When she pressed her lips to Danny’s, she presumed there would be the usual fireworks. Wasn’t that always what happened when you kissed a guy? Inquiring minds wanted to know because to date, Harper’s only experience with kissing a boy had been Noah. They’d dated all through middle and high school and even survived four years at Chapel Hill.

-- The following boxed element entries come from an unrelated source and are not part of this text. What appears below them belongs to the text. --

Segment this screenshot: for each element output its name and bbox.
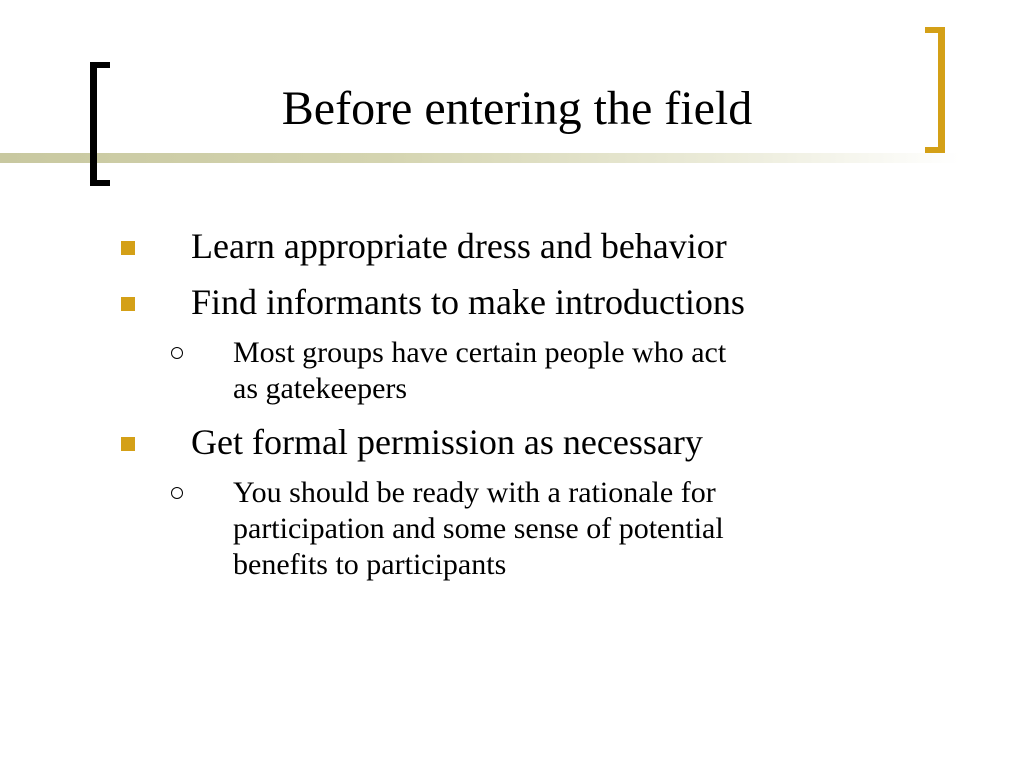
square-bullet-icon [121,241,135,255]
sub-bullet-item [233,475,724,583]
title-underline-bar [0,153,960,163]
bullet-item: Get formal permission as necessary [191,422,703,462]
circle-bullet-icon [171,347,183,359]
sub-bullet-item [233,335,726,407]
circle-bullet-icon [171,487,183,499]
bullet-item: Find informants to make introductions [191,282,745,322]
sub-bullet-line: participation and some sense of potential [233,512,724,545]
square-bullet-icon [121,437,135,451]
square-bullet-icon [121,297,135,311]
sub-bullet-line: You should be ready with a rationale for [233,476,716,509]
sub-bullet-line: Most groups have certain people who act [233,336,727,369]
slide-title: Before entering the field [281,82,753,135]
sub-bullet-line: as gatekeepers [233,372,408,405]
bullet-item: Learn appropriate dress and behavior [191,226,727,266]
sub-bullet-line: benefits to participants [233,548,507,581]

He was her first—and last—kiss. After Noah, for a long time she’d had no interest. And then came everyone insisting it was time to get back on that horse, and with that came the succession of loser dates, and she sure as hell wasn’t gonna waste the time and effort to swap spit with those guys. But she did assume that kissing led to the tingly feeling in your stomach, the swoony bit that made your head dizzy with excitement. When two peoples’ lips locked, and their bodies were pressed to one another, the electricity that was generated… Wow. She’d completely given up on that after Noah.